Software developed at the University of Central Florida (UCF) is designed to automate the process of counting large-scale crowds. UCF conducted a test run of the software in September in Barcelona during an event in which demonstrators called for the independence of the Catalonia province from Spain. The software was used to analyze 67 aerial images, and it calculated a total count for each of the images within 30 minutes. The images and calculations were sent to Pompeu Fabra University statisticians, who concluded the count for the entire crowd was about 530,000. "Automated computer analysis of such large-scale and dense crowds has never been done before," says UCF professor Mubarak Shah. "We will continue to push the envelope of state-of-the-art in-crowd analysis so that it can help the authorities and governments manage real-time safety of large crowds and perform post-event analysis of such gatherings." The process of examining aerial photographs one at a time is tedious and can take up to a week, and the UCF software would dramatically cut down on the time it takes to count large-scale crowds. The researchers say the software could enable organizers to quickly gain key information needed to plan events and respond to emergencies.

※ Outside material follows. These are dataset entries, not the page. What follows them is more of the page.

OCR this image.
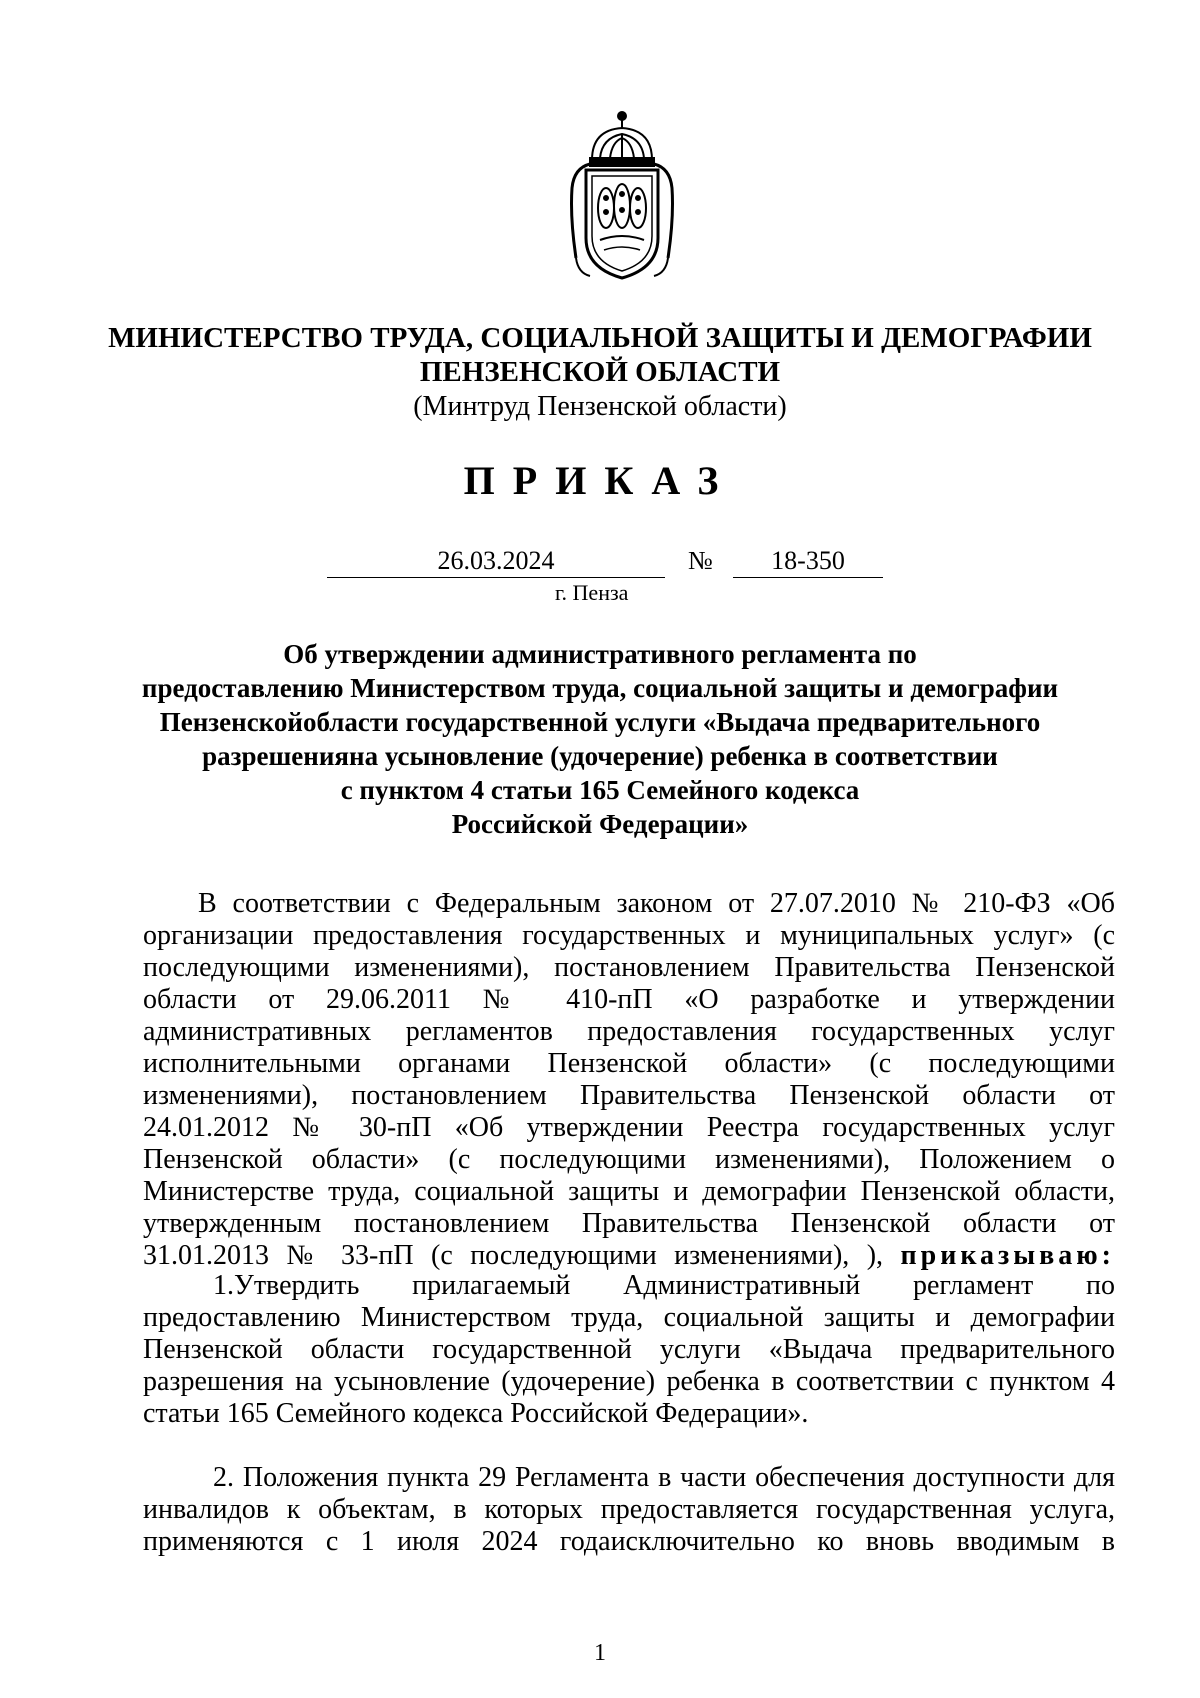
МИНИСТЕРСТВО ТРУДА, СОЦИАЛЬНОЙ ЗАЩИТЫ И ДЕМОГРАФИИ
ПЕНЗЕНСКОЙ ОБЛАСТИ
(Минтруд Пензенской области)
ПРИКАЗ
26.03.2024	№	18-350
г. Пенза
Об утверждении административного регламента по
предоставлению Министерством труда, социальной защиты и демографии
Пензенскойобласти государственной услуги «Выдача предварительного
разрешенияна усыновление (удочерение) ребенка в соответствии
с пунктом 4 статьи 165 Семейного кодекса
Российской Федерации»
В соответствии с Федеральным законом от 27.07.2010 № 210-ФЗ «Об
организации предоставления государственных и муниципальных услуг» (с
последующими изменениями), постановлением Правительства Пензенской
области от 29.06.2011 № 410-пП «О разработке и утверждении
административных регламентов предоставления государственных услуг
исполнительными органами Пензенской области» (с последующими
изменениями), постановлением Правительства Пензенской области от
24.01.2012 № 30-пП «Об утверждении Реестра государственных услуг
Пензенской области» (с последующими изменениями), Положением о
Министерстве труда, социальной защиты и демографии Пензенской области,
утвержденным постановлением Правительства Пензенской области от
31.01.2013 № 33-пП (с последующими изменениями), ), приказываю:
1.Утвердить прилагаемый Административный регламент по
предоставлению Министерством труда, социальной защиты и демографии
Пензенской области государственной услуги «Выдача предварительного
разрешения на усыновление (удочерение) ребенка в соответствии с пунктом 4
статьи 165 Семейного кодекса Российской Федерации».
2. Положения пункта 29 Регламента в части обеспечения доступности для
инвалидов к объектам, в которых предоставляется государственная услуга,
применяются с 1 июля 2024 годаисключительно ко вновь вводимым в
1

'Our Time to Lead': An Interview With Telle Whitney at Grace Hopper 2015
The Huffington Post (10/19/15) Samantha Parent

In an interview at this year's Grace Hopper Celebration (GHC), Anita Borg Institute for Women and Technology CEO Telle Whitney said 2015 is "our time to lead." She noted this theme is highlighted at GHC so women can avail themselves of leadership training tools. Although Whitney acknowledged stagnation in women's progress in terms of undergraduate computer science (CS) degrees and the tech workforce, she also cited U.S. National Science Foundation statistics indicating that gains are being made. She said a joint Anita Borg Institute/Harvey Mudd College program will work with CS departments across 15 U.S. universities to boost female and minority undergrad majors. Whitney also noted the enormous growth in attendance and diversity, and the representation of tech companies, at GHC since its inception in 1994 reflects the soaring interest women have in technology. She said attendees come to connect with others in different fields, as well as for professional development. Whitney also points out attendees can take back the knowledge they gain from the conference and apply it to their own programs, or join local communities. She reports the institute is launching ABI.Local to help foster communities that host Grace Hopper Celebrations to stoke interest both nationally and internationally.